What is Attention? The Core Intuition

The Problem Attention Solves

Before attention, sequence models used RNNs and LSTMs. These processed tokens one at a time, left to right, compressing the entire context into a fixed-size hidden state. The problem: information from early tokens gets overwritten by the time the model processes later tokens. For long sequences, the model effectively forgets the beginning.

RNN information flow:
token₁ → h₁ → token₂ → h₂ → token₃ → h₃ → ... → hₙ → output
         ↑ entire history compressed here ↑

Problem: h₁ has almost no influence on the output for long sequences.

Attention was invented to give the model direct access to all previous tokens at every step — no compression, no forgetting.

The Core Intuition

Attention asks: "For this output position, which input positions are most relevant?"

Translating: "The bank near the river is steep"
              ↓
When generating "bank", the model should attend to "river" and "steep"
— not "the" or "near" — to resolve the sense (financial vs riverbank)
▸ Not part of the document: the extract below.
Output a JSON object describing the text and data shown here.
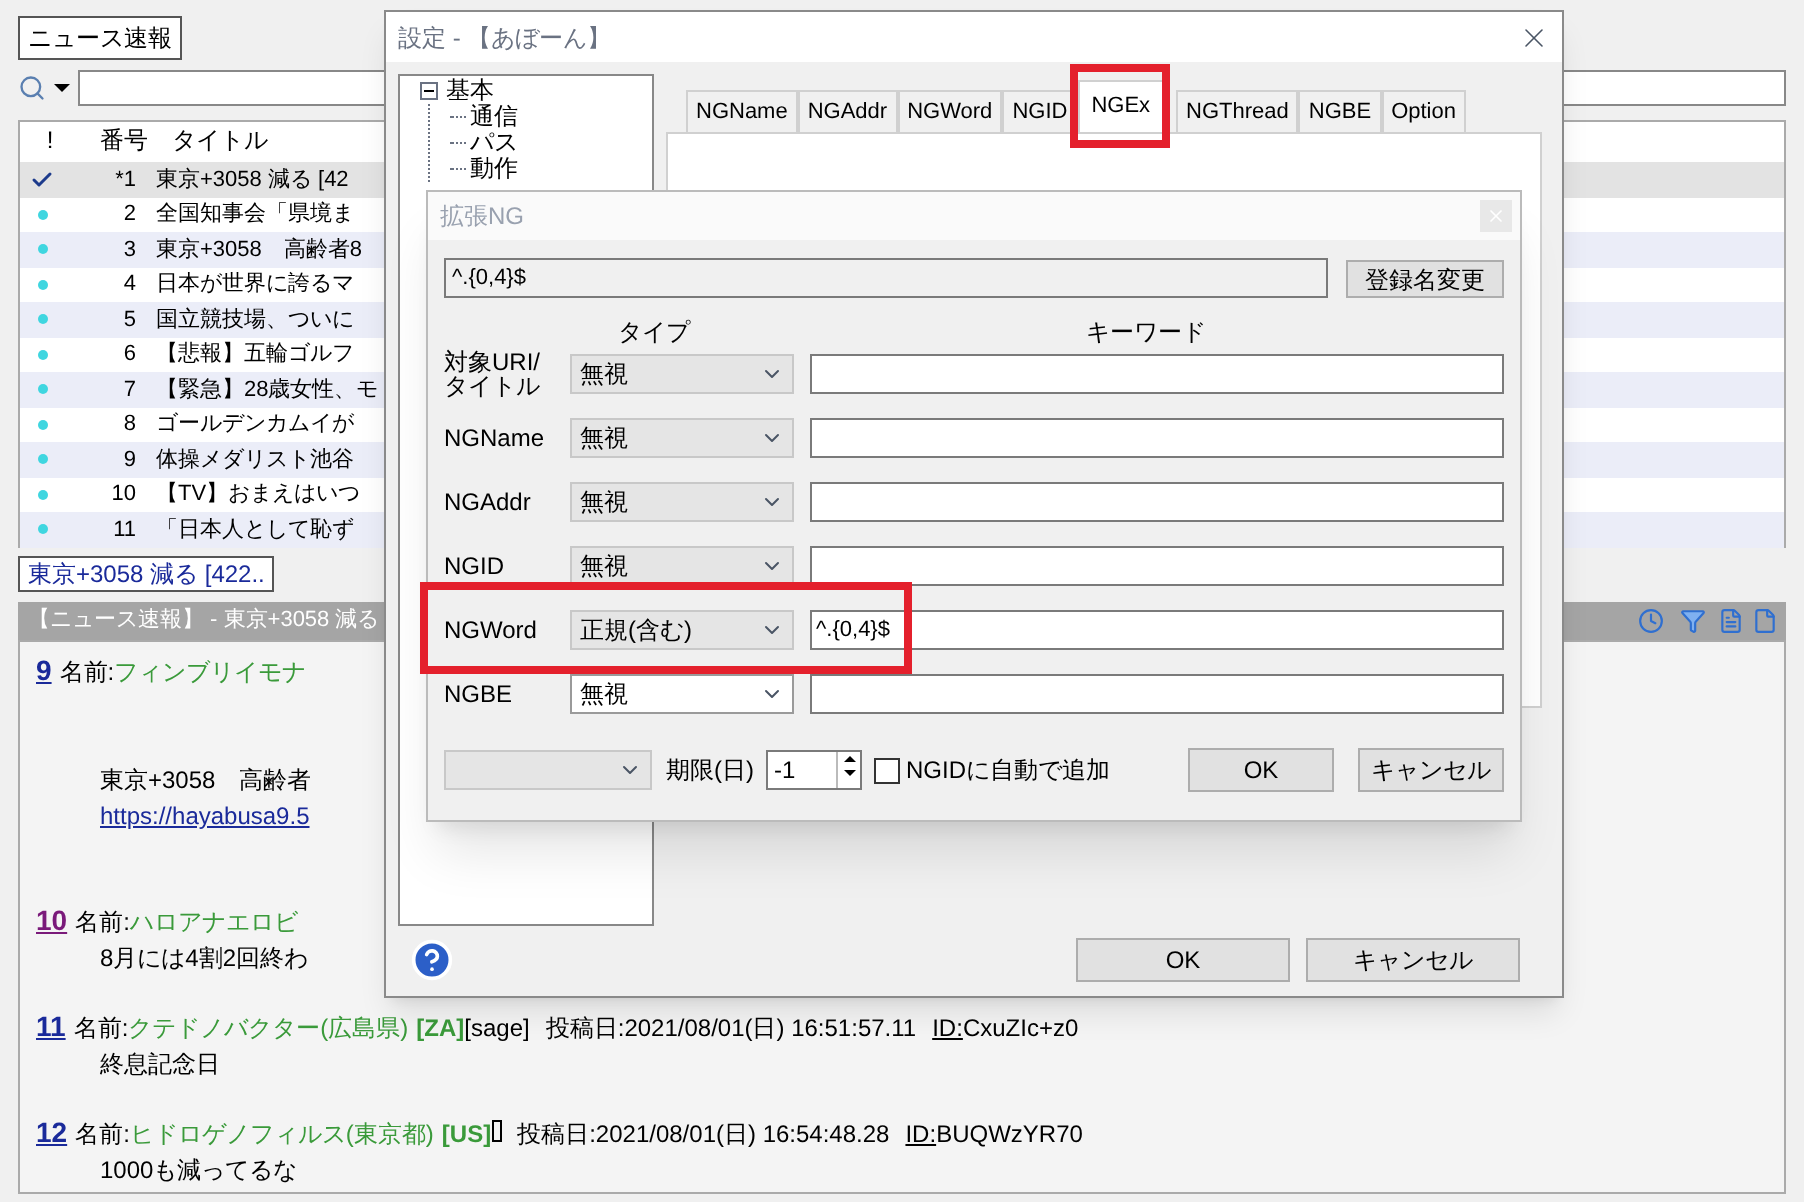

Attention scores for word "bank":
  the:   0.05
  bank:  0.15  (itself)
  near:  0.06
  the:   0.05
  river: 0.52  ← most relevant
  is:    0.07
  steep: 0.10  ← also relevant

This context-dependent weighting allows the model to select relevant information dynamically, based on the current query position.

What Attention Computes

Attention takes three inputs — Query (Q), Key (K), Value (V) — and produces a weighted sum:

Attention(Q, K, V) = softmax(QKᵀ / √dₖ) · V

Steps:
1. Compute similarity scores: S = QKᵀ           (dot product of query with all keys)
2. Scale:                      S = S / √dₖ       (prevent vanishing gradients)
3. Normalize to probabilities: A = softmax(S)    (attention weights, sum to 1)
4. Weighted sum of values:     Output = A · V    (blend values by relevance)

The output at each position is a weighted combination of all value vectors, where the weights depend on how similar each key is to the query.

Attention vs RNNs

| Property | RNN/LSTM | Attention | |----------|----------|-----------| | Path length (token i → token j) | O(n) steps | O(1) — direct | | Parallelism | Sequential (can't parallelize) | Fully parallel | | Long-range dependencies | Poor (gradient vanishing) | Excellent (direct connection) | | Computational cost | O(n) | O(n²) |

The quadratic cost O(n²) is the main weakness of attention — for very long sequences, it becomes expensive. Various efficient attention variants (sparse attention, flash attention, linear attention) address this.

Self-Attention vs Cross-Attention

Self-attention: Q, K, V all come from the same sequence. → Used in: encoder layers, decoder layers (masked) → Purpose: model relationships within the same sequence

Cross-attention: Q comes from one sequence, K and V from another. → Used in: encoder-decoder models (e.g., T5, original Transformer) → Purpose: model relationships between sequences (e.g., source and target in translation)

Interview Answer

"Attention is a mechanism that computes, for each output position, a weighted sum of all input representations. The weights are computed by comparing a Query vector (what we're looking for) against Key vectors (what's available), normalised with softmax. The corresponding Value vectors are then blended by these weights. This gives the model direct O(1) access to any input position regardless of distance, solving the long-range dependency problem that plagued RNNs."